Jay’s glossy manifesto was eternally clutched to his chest throughout the campaign, but once you pare back the re-announcements and flesh out the new commitments, the biggest infrastructure spending promises amount to a vaguely articulated tunnel under Hackney Road from the O-Bahn (of questionable merit), a significant upgrade of the Flinders Medical Centre (now scrapped), the electrification of the Gawler rail line to Salisbury (now delayed yet again) and a new high school on the old RAH site (outside the forward estimates and reliant on the dubious timely delivery of the new hospital).
" We appear content to score cheap points as we calmly and deliberately steer the ship of state into the next economic storm."
There was no concerted discussion, and remains none, about the genuine structural hurdles facing both the national economy and the state one. Any suggestion, for instance, of broadening the GST base or increasing the rate will be howled down on populist political grounds, and yet the Government happily spends taxpayers’ money on advertising to bemoan federal funding cuts.
The Labor crew may be coasting, but they’re kept afloat (as they have been for many years) by an even more underwhelming Opposition.
If Marshall has a fair point about the directionless, flaccid nature of fourth-term governments, his own side of politics is all the more culpable for not doing enough to make itself electable. The Liberals appear to have clutched at the most obvious straw – the fact they received a clear majority of the popular vote, and have built their post-poll autopsy around the presumption that “we woz robbed!”
It’s an understandable delusion, but one that does neither them nor the electorate any favours.
Unless the Libs get to grips with how to construct and articulate a cogent platform for Government – a bold one, even! – they’re no certainty to end Labor’s 16 years of rule come 2018.
Scoring points on child-protection failures and moving fruitless (even if occasionally successful) no-confidence motions against hapless ministers may help fill in the time between now and the next election and contribute to the air of chaos now surrounding Labor, but it doesn’t add to the broader debate about how to salvage a state mired in under-achievement.
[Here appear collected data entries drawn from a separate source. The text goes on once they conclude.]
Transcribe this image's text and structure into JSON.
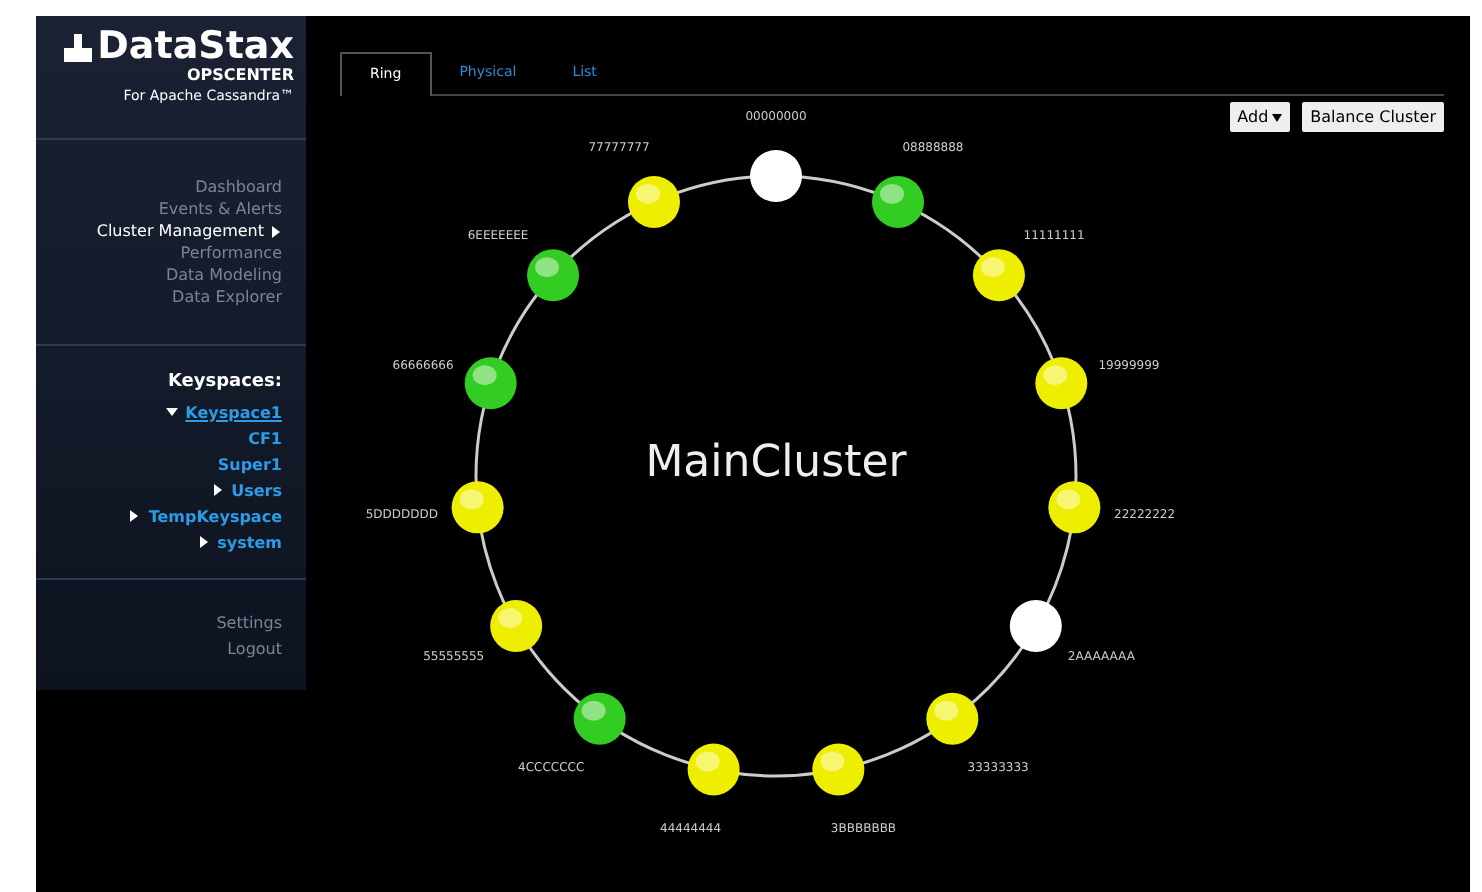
{
  "logo": {
    "name": "DataStax",
    "product": "OPSCENTER",
    "tagline": "For Apache Cassandra™"
  },
  "nav": [
    {
      "label": "Dashboard",
      "selected": false
    },
    {
      "label": "Events & Alerts",
      "selected": false
    },
    {
      "label": "Cluster Management",
      "selected": true
    },
    {
      "label": "Performance",
      "selected": false
    },
    {
      "label": "Data Modeling",
      "selected": false
    },
    {
      "label": "Data Explorer",
      "selected": false
    }
  ],
  "keyspaces": {
    "heading": "Keyspaces:",
    "items": [
      {
        "label": "Keyspace1",
        "expanded": true,
        "selected": true,
        "children": [
          {
            "label": "CF1",
            "selected": false
          },
          {
            "label": "Super1",
            "selected": false
          },
          {
            "label": "Users",
            "expanded": false,
            "selected": false
          }
        ]
      },
      {
        "label": "TempKeyspace",
        "expanded": false,
        "selected": false
      },
      {
        "label": "system",
        "expanded": false,
        "selected": false
      }
    ]
  },
  "footer_nav": [
    "Settings",
    "Logout"
  ],
  "tabs": [
    {
      "label": "Ring",
      "selected": true
    },
    {
      "label": "Physical",
      "selected": false
    },
    {
      "label": "List",
      "selected": false
    }
  ],
  "buttons": [
    {
      "label": "Add",
      "kind": "dropdown"
    },
    {
      "label": "Balance Cluster",
      "kind": "plain"
    }
  ],
  "ring": {
    "cluster": "MainCluster",
    "nodes": [
      {
        "token": "00000000",
        "color": "#ffffff"
      },
      {
        "token": "08888888",
        "color": "#33cc22"
      },
      {
        "token": "11111111",
        "color": "#eeee00"
      },
      {
        "token": "19999999",
        "color": "#eeee00"
      },
      {
        "token": "22222222",
        "color": "#eeee00"
      },
      {
        "token": "2AAAAAAA",
        "color": "#ffffff"
      },
      {
        "token": "33333333",
        "color": "#eeee00"
      },
      {
        "token": "3BBBBBBB",
        "color": "#eeee00"
      },
      {
        "token": "44444444",
        "color": "#eeee00"
      },
      {
        "token": "4CCCCCCC",
        "color": "#33cc22"
      },
      {
        "token": "55555555",
        "color": "#eeee00"
      },
      {
        "token": "5DDDDDDD",
        "color": "#eeee00"
      },
      {
        "token": "66666666",
        "color": "#33cc22"
      },
      {
        "token": "6EEEEEEE",
        "color": "#33cc22"
      },
      {
        "token": "77777777",
        "color": "#eeee00"
      }
    ]
  }
}
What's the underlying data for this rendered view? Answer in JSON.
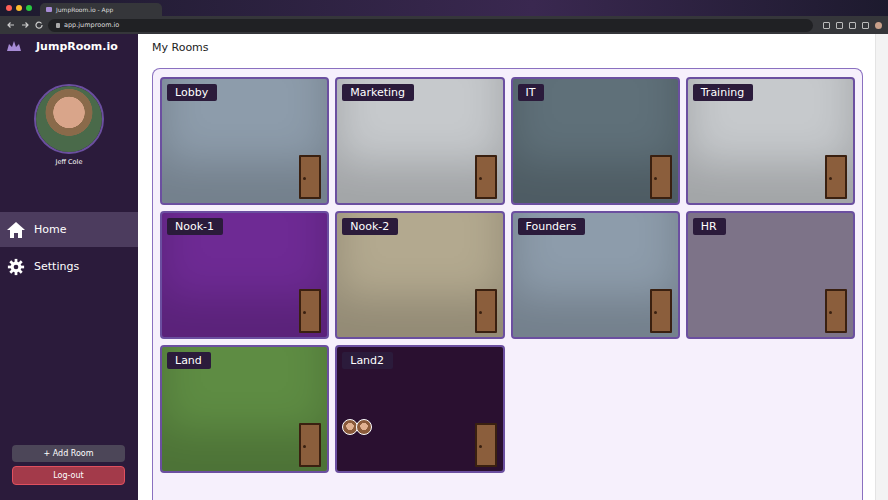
{
  "browser": {
    "tab_title": "JumpRoom.io - App",
    "url": "app.jumproom.io"
  },
  "sidebar": {
    "app_name": "JumpRoom.io",
    "user_name": "Jeff Cole",
    "items": [
      {
        "label": "Home",
        "icon": "home",
        "selected": true
      },
      {
        "label": "Settings",
        "icon": "gear",
        "selected": false
      }
    ],
    "buttons": [
      {
        "label": "+ Add Room",
        "kind": "add"
      },
      {
        "label": "Log-out",
        "kind": "logout"
      }
    ]
  },
  "page_title": "My Rooms",
  "rooms": [
    {
      "name": "Lobby",
      "kind": "photo",
      "color": "#8d9cab",
      "occupants": 0
    },
    {
      "name": "Marketing",
      "kind": "photo",
      "color": "#c6c9cc",
      "occupants": 0
    },
    {
      "name": "IT",
      "kind": "photo",
      "color": "#5f7079",
      "occupants": 0
    },
    {
      "name": "Training",
      "kind": "photo",
      "color": "#c6c9cc",
      "occupants": 0
    },
    {
      "name": "Nook-1",
      "kind": "photo",
      "color": "#6e2a94",
      "occupants": 0
    },
    {
      "name": "Nook-2",
      "kind": "photo",
      "color": "#b3a98f",
      "occupants": 0
    },
    {
      "name": "Founders",
      "kind": "photo",
      "color": "#8d9cab",
      "occupants": 0
    },
    {
      "name": "HR",
      "kind": "plain",
      "color": "#7d7388",
      "occupants": 0
    },
    {
      "name": "Land",
      "kind": "photo",
      "color": "#5e8c43",
      "occupants": 0
    },
    {
      "name": "Land2",
      "kind": "plain",
      "color": "#2a1030",
      "occupants": 2
    }
  ]
}
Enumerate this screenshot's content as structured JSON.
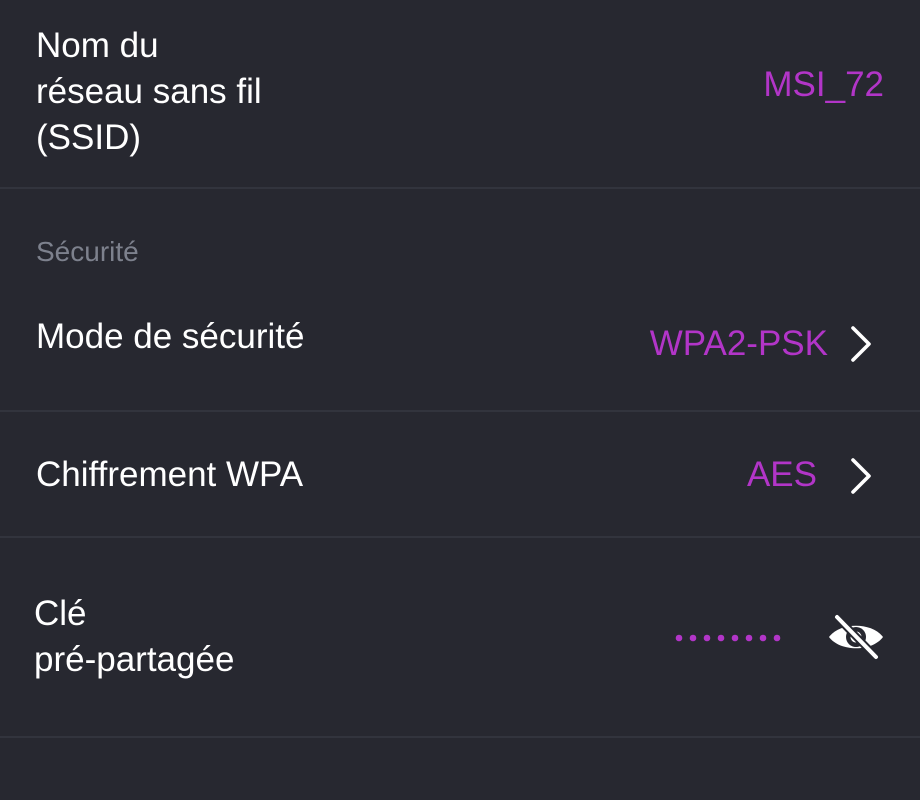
{
  "wifi": {
    "ssid_label": [
      "Nom du",
      "réseau sans fil",
      "(SSID)"
    ],
    "ssid_value": "MSI_72"
  },
  "security": {
    "section_title": "Sécurité",
    "mode_label": "Mode de sécurité",
    "mode_value": "WPA2-PSK",
    "encryption_label": "Chiffrement WPA",
    "encryption_value": "AES",
    "psk_label": [
      "Clé",
      "pré-partagée"
    ],
    "psk_masked": true,
    "psk_mask_dots": 8
  },
  "colors": {
    "background": "#272830",
    "accent": "#b235c8",
    "text": "#ffffff",
    "section_header": "#7d818d",
    "divider": "#32343d"
  },
  "icons": {
    "chevron": "chevron-right-icon",
    "visibility": "eye-off-icon"
  }
}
This was a point made stridently by Liberal defector Martin Hamilton-Smith (when he wasn’t doing his best to prejudice court proceedings) during yesterday’s debate over a no-confidence motion against Child Development Minister Jennifer Rankine. This is the same Martin Hamilton-Smith, mind you, who as Opposition Leader christened Pat Conlon the “Minister for Stuff-Ups” and would regularly stage theatrical walk-outs from Labor-chaired parliamentary committees in a bid to generate publicity – but I suppose it’s rare to succeed in politics (or media, come to that) without succumbing to some degree of hypocrisy.
At any rate, the Government line was that it was happy to allow the confidence motion, since it gave the Labor side free rein to attack the Opposition without having to answer a single question. So, business as usual, then!
There is a crisis of governance at both state and national level in Australia; we appear content to score cheap points as we calmly and deliberately steer the ship of state into the next economic storm. The Government appears mired in the delusion that somehow the economy will simply right itself over the next four years, while the Opposition has never relinquished its own fantasy that the electoral pendulum will eventually swing its way with minimal effort.
Jay Weatherill promised to be bold. At the moment, I’d just settle for interested.
Tom Richardson is InDaily’s political commentator and Channel Nine’s state political reporter.